Hace unos 40 años, Piño Trigo iba a trabajar en un Renault-10 de color amarillo con doble tubo de escape, las ruedas un poco más anchas y las de atrás espatarradas. Los días laborables dormía en la calle (el coche), a la puerta de su casa, y los fines de semana ganaba trofeos en los ralis. Posteriormente pasó a un R-8, que también siguió utilizando como vehículo de trabajo y con la calle como garaje. Pero la nota la dio cuando un buen día apareció en la carrera de A Zapateira con un Renault 4-4, pequeño utilitario que ya por entonces era más adecuado para un museo que para viajar. «El primer rali que corrí con él jugué con la ventaja de que todo el público se puso de mi parte porque parecía que llevaba el coche más débil y pobre», dice Pe-Piño Trigo. El público ignoraba que del 4-4 sólo conservaba la carrocería, porque debajo llevaba un potente motor que transportó los 500 kilos que pesaba a la suficiente velocidad para clasificarse en décimo lugar en una prueba con 60 coches. Lo peor eran los frenos

Tras diez años corriendo, incluso en el Jarama, tras acumular 200 trofeos y tras un paulatino desenganche de las carreras con una etapa de organizador y de juez de pruebas, acabó convirtiéndose en un importante empresario. Tiene la concesión de varias marcas de automóviles con más de 80 empleados en cinco centros de trabajo repartidos por las provincias de Lugo, Pontevedra y A Coruña.

«Corrí en ralis en la época de Reverter, Ruiz Giménez, Beny Fernández, Santiago Salido y de Carlos Arrojo, que eran pilotos muy buenos». Comenzó a competir en 1965 y cuando lo dejó, sobre el 75, fue vicepresidente y miembro fundador de la Escudería Miño. No fue el típico piloto que se inició como aprendiz en un taller, pero desde niño anduvo entre pistones, juntas de culata y latas de combustible porque su padre tenía una empresa de camiones y de autocares.

Todavía era un estudiante, cuando tenía 15 años ya reparaba las averías. «Cuando comencé a correr preparaba yo los motores y llegué a hacer mis coches», recuerda ahora Trigo. Era y sigue siendo amigo de Luis Abelleira y de Genaro Saavedra, los tres pilotos de ralis y profesionales del sector del automóvil. Con Abelleira formó una especie de tándem como Alonso con Hamilton, pero con una gran diferencia: además de la amistad, había una gran colaboración y no se hacían putadas.
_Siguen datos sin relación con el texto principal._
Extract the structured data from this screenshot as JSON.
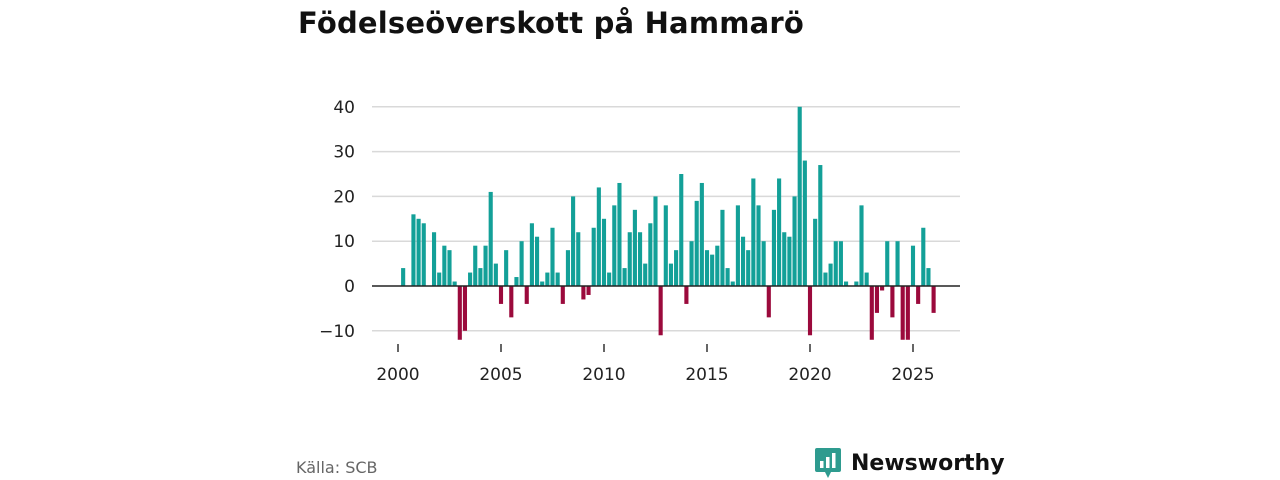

En el taller de la familia de Luis preparaban los coches, de modo y manera que cuando uno sacaba un R-8, el otro también, y ambos aparecieron a la vez con los 4-4, como si saliesen de la misma cadena de montaje. Sin embargo, cada uno lo trucaba y le ponía lo que más se le adaptaba.

En aquella época no había motores de fábrica ya preparados para correr y tenían que hacerlo ellos todo. «Desmontábamos un motor normal y le aligerábamos los pistones y las bielas, preparábamos la culata y contrapesábamos el equilibrado utilizando una balanza de precisión de joyeros».

El resultado era que los 65 caballos de un R-8 crecían hasta los 90. «Después hice un motor con el bloque de un R-8 mecanizado, con camisas de un Seat 1500, pistones Perkins y con una culata también preparada, con lo que consequí una potencia de hasta 120 caballos». En la última etapa del 4-4 ya montó un motor preparado por Juncosa, con 170 caballos. Hoy cualquier chaval aficionado al cotarro se desternillaría, pero para la época era mucha potencia y toda conseguida por méritos propios.